KabarDermayu.com – Perdana Menteri Israel, Benjamin Netanyahu, tengah menghadapi tantangan politik domestik yang signifikan menjelang pemilihan umum yang diperkirakan akan digelar pada Oktober 2026. Salah satu tokoh yang vokal dalam upaya menggulingkan kepemimpinannya adalah Naftali Bennett.
Naftali Bennett, yang pernah menjabat sebagai perdana menteri menggantikan Netanyahu pada tahun 2021, memiliki latar belakang yang unik. Sebelum memasuki dunia politik pada tahun 2013, ia adalah seorang mantan personel pasukan khusus dan seorang pengusaha sukses di industri teknologi tinggi.
Keahlian Bennett di bidang teknologi sudah terasah sejak ia bertugas di Sayeret Maglan, sebuah unit pasukan khusus Israel. Unit ini, yang didirikan pada Juni 1986, memiliki spesialisasi dalam operasi senyap di belakang garis musuh, dengan memanfaatkan teknologi dan persenjataan canggih.
Dikenal juga sebagai Unit 212 atau Ibis, Sayeret Maglan didirikan untuk menjadi ahli dalam perang antitank menggunakan senjata mutakhir. Unit ini merupakan bagian integral dari Brigade Komando Pasukan Pertahanan Israel (IDF).
Lebih lanjut, Sayeret Maglan juga memiliki divisi pengembangan senjata tingkat lanjut. Misi divisi ini adalah untuk menemukan solusi teknologi yang inovatif dan sesuai dengan kebutuhan operasional serta kegiatan unit yang bersifat rahasia.
Selain keahlian teknologi, personel Maglan dituntut untuk menguasai berbagai keterampilan, termasuk navigasi, kamuflase, pengamatan, peperangan, dan penggunaan perangkat operasional khusus. Bennett, yang merupakan lulusan sarjana hukum dari Universitas Ibrani Yerusalem, turut merasakan pengalaman Perang Lebanon pada tahun 2006. Saat itu, ia bertugas di Sayeret Maglan dengan misi utama menghancurkan Hezbollah.
Pemberian nama “Ibis” untuk unit tersebut memiliki makna tersendiri. “Burung ini sangat langka di Israel. Namun, Ibis mudah membaur. Artinya, burung ini berhasil menyesuaikan diri dengan kehidupan di mana pun mereka tinggal,” ungkap Bennett, menjelaskan filosofi di balik nama unitnya.
Naftali Bennett juga dikenal sebagai seorang jutawan di sektor teknologi. Pada tahun 1999, ia mendirikan sebuah perusahaan rintisan (startup) bernama Cyota di New York, Amerika Serikat. Perusahaan ini berfokus pada pengembangan perangkat lunak anti-penipuan.
Enam tahun kemudian, Cyota berhasil dijual ke RSA Security, sebuah perusahaan yang berbasis di AS, dengan nilai transaksi mencapai US$145 juta. Setelah kesuksesan penjualan startupnya, Bennett, yang dikenal selalu mengenakan kippa, direkrut oleh Soluto pada tahun 2009. Soluto adalah perusahaan teknologi yang menyediakan layanan berbasis awan (cloud) untuk dukungan jarak jauh bagi komputer pribadi dan perangkat seluler.
Namun, perjalanan Bennett di Soluto hanya berlangsung selama empat tahun. Pada 12 November 2013, Soluto diakuisisi oleh Asurion, sebuah perusahaan asal Amerika Serikat, dengan nilai transaksi sebesar US$130 juta.

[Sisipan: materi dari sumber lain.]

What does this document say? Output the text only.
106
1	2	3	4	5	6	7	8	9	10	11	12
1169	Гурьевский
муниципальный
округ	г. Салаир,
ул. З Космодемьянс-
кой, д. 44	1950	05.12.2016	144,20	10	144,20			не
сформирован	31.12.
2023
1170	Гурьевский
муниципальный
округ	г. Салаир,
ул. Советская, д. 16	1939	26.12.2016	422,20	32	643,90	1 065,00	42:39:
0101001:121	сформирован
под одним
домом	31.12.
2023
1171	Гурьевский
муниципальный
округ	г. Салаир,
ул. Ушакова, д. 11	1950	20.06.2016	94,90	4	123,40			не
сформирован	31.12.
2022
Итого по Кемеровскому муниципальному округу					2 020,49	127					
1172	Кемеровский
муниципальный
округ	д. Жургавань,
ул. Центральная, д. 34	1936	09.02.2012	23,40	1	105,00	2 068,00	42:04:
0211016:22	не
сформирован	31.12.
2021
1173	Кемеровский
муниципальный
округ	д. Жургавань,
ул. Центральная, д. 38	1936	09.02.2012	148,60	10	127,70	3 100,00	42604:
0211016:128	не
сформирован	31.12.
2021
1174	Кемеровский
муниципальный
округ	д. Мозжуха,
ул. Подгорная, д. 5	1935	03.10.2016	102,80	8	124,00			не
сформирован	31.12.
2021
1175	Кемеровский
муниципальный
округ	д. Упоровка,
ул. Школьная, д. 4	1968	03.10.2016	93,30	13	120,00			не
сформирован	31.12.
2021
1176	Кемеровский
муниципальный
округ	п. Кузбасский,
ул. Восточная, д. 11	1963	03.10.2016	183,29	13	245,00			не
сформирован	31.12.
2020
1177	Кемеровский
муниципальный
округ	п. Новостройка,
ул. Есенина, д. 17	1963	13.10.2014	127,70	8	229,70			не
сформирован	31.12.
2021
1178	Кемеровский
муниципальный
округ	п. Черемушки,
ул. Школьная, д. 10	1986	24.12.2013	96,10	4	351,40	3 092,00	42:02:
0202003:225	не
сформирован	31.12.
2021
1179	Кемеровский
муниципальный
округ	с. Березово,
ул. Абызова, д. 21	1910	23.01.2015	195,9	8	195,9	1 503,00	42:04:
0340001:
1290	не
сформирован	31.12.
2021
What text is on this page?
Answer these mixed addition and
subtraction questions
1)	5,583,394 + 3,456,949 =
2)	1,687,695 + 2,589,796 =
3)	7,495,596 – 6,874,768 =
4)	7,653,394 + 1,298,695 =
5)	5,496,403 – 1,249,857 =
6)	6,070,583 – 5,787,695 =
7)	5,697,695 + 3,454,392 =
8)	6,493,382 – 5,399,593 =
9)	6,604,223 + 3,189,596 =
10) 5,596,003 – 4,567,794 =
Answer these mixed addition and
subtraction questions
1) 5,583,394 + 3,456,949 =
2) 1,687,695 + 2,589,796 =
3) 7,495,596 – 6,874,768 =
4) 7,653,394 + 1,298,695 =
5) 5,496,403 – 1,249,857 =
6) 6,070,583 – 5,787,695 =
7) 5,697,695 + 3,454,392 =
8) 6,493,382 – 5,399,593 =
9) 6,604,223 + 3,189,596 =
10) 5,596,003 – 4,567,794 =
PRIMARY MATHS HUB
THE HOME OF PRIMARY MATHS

Pada Juni 2021, Forbes Israel melaporkan bahwa Naftali Bennett telah berinvestasi sebesar US$5 juta ke dalam perusahaan fintech AS, Payoneer.
Mengutip laporan dari The Guardian, sebuah survei yang dilakukan oleh N12 News Israel pada 23 April 2026 menunjukkan bahwa Bennett berhasil mengamankan 21 kursi di Knesset. Angka ini sedikit di bawah 25 kursi yang diraih oleh partai Likud yang dipimpin oleh Benjamin Netanyahu.
Baca juga di sini: 3 Kandidat Pelatih Chelsea
Hasil survei tersebut konsisten dengan jajak pendapat sebelumnya yang telah dilakukan oleh berbagai lembaga akademis dan media di Israel. Jajak pendapat tersebut menempatkan Naftali Bennett sebagai kandidat utama yang berpotensi menantang kepemimpinan Netanyahu. Namun, peta politik di Israel masih sangat dinamis dan dapat mengalami pergeseran sewaktu-waktu.